The majority of “misinformation” I’ve seen (entirely on reddit) isn’t straight up lies. It’s more like reposting an old article on a current topic or leaving out information.
When Harvard announced remote class plans, Reddit had a front page article on r/all about it - but it was an article that was a month old about their old plan.
It would be so easy for people to read that title (old info), have their friend ask if they saw the news about Harvard, and then have basically been manipulated by misinformation.
Well, that's a bit broad interpretation of 'manipulated'.
If someone legitimately didn't know that there was more recent information, and made that post, it would be reasonable to post the more up to date info in whatever way makes it most helpful.
Any information you get from anywhere but your own senses needs to be checked in proportion to its timeliness, relevance, sources, bias, all the usual.
It's only that the current Internet speed has so much potentially coming at you that makes it a more complicated triage plan.
> The majority of “misinformation” I’ve seen (entirely on reddit) isn’t straight up lies. It’s more like reposting an old article on a current topic or leaving out information.
IIRC, that's a key tactic for spreading disinformation. It's most disruptive when it contains 1% truth and 99% lies than when it's 100% lies.

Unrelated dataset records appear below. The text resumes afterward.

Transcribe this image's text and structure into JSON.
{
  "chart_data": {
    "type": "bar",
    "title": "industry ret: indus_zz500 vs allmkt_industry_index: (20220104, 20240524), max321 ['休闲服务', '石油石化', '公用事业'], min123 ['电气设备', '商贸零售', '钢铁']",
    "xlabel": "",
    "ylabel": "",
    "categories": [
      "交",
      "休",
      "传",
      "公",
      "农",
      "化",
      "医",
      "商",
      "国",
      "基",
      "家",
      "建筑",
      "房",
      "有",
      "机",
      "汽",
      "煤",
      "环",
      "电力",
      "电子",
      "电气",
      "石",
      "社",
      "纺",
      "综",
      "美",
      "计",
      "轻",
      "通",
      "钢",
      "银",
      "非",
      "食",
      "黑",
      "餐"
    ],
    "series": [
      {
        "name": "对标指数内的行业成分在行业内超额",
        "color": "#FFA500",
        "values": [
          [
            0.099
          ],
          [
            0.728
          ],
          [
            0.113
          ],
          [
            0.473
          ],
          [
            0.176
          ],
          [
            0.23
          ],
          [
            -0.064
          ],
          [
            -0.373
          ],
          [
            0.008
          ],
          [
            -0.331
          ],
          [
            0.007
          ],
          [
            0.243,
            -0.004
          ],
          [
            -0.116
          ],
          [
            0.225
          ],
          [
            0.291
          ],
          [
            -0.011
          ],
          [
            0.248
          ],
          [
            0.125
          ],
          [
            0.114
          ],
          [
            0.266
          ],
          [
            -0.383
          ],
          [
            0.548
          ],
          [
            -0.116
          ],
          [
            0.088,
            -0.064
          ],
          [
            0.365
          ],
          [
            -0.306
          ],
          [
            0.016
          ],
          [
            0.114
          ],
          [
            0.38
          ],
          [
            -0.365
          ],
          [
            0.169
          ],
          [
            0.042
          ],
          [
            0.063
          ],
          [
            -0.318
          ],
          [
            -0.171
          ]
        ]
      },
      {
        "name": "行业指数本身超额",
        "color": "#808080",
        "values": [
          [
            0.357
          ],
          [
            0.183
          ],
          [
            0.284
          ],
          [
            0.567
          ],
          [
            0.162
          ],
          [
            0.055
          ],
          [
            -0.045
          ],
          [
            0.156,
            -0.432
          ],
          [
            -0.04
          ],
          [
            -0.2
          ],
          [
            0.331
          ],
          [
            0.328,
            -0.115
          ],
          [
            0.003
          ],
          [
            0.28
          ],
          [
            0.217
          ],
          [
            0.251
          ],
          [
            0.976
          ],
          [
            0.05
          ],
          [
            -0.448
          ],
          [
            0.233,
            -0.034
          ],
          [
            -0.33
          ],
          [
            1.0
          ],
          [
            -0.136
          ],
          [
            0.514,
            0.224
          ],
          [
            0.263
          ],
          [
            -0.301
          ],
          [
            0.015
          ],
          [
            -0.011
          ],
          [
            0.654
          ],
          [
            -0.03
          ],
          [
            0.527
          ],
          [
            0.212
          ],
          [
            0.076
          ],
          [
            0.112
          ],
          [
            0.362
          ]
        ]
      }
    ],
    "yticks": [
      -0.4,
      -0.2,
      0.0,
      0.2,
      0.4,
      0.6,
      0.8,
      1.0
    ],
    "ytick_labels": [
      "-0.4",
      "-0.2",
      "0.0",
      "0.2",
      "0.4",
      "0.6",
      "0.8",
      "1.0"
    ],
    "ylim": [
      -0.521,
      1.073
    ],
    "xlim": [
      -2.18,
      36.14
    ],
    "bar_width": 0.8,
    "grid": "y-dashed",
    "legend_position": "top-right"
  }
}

Take PizzaGate for instance: the pizza parlor in question exists, has a lot of connections to various politicians, and was directly talked about in the leaked Podesta emails. Those facts add a little bit of believability that makes it easier to suck people into the big lie.
When Harvard announced remote class plans, Reddit had a front page article on r/all about it - but it was an article that was a month old about their old plan.
It would be so easy for people to read that title (old info), have their friend ask if they saw the news about Harvard, and then have basically been manipulated by misinformation.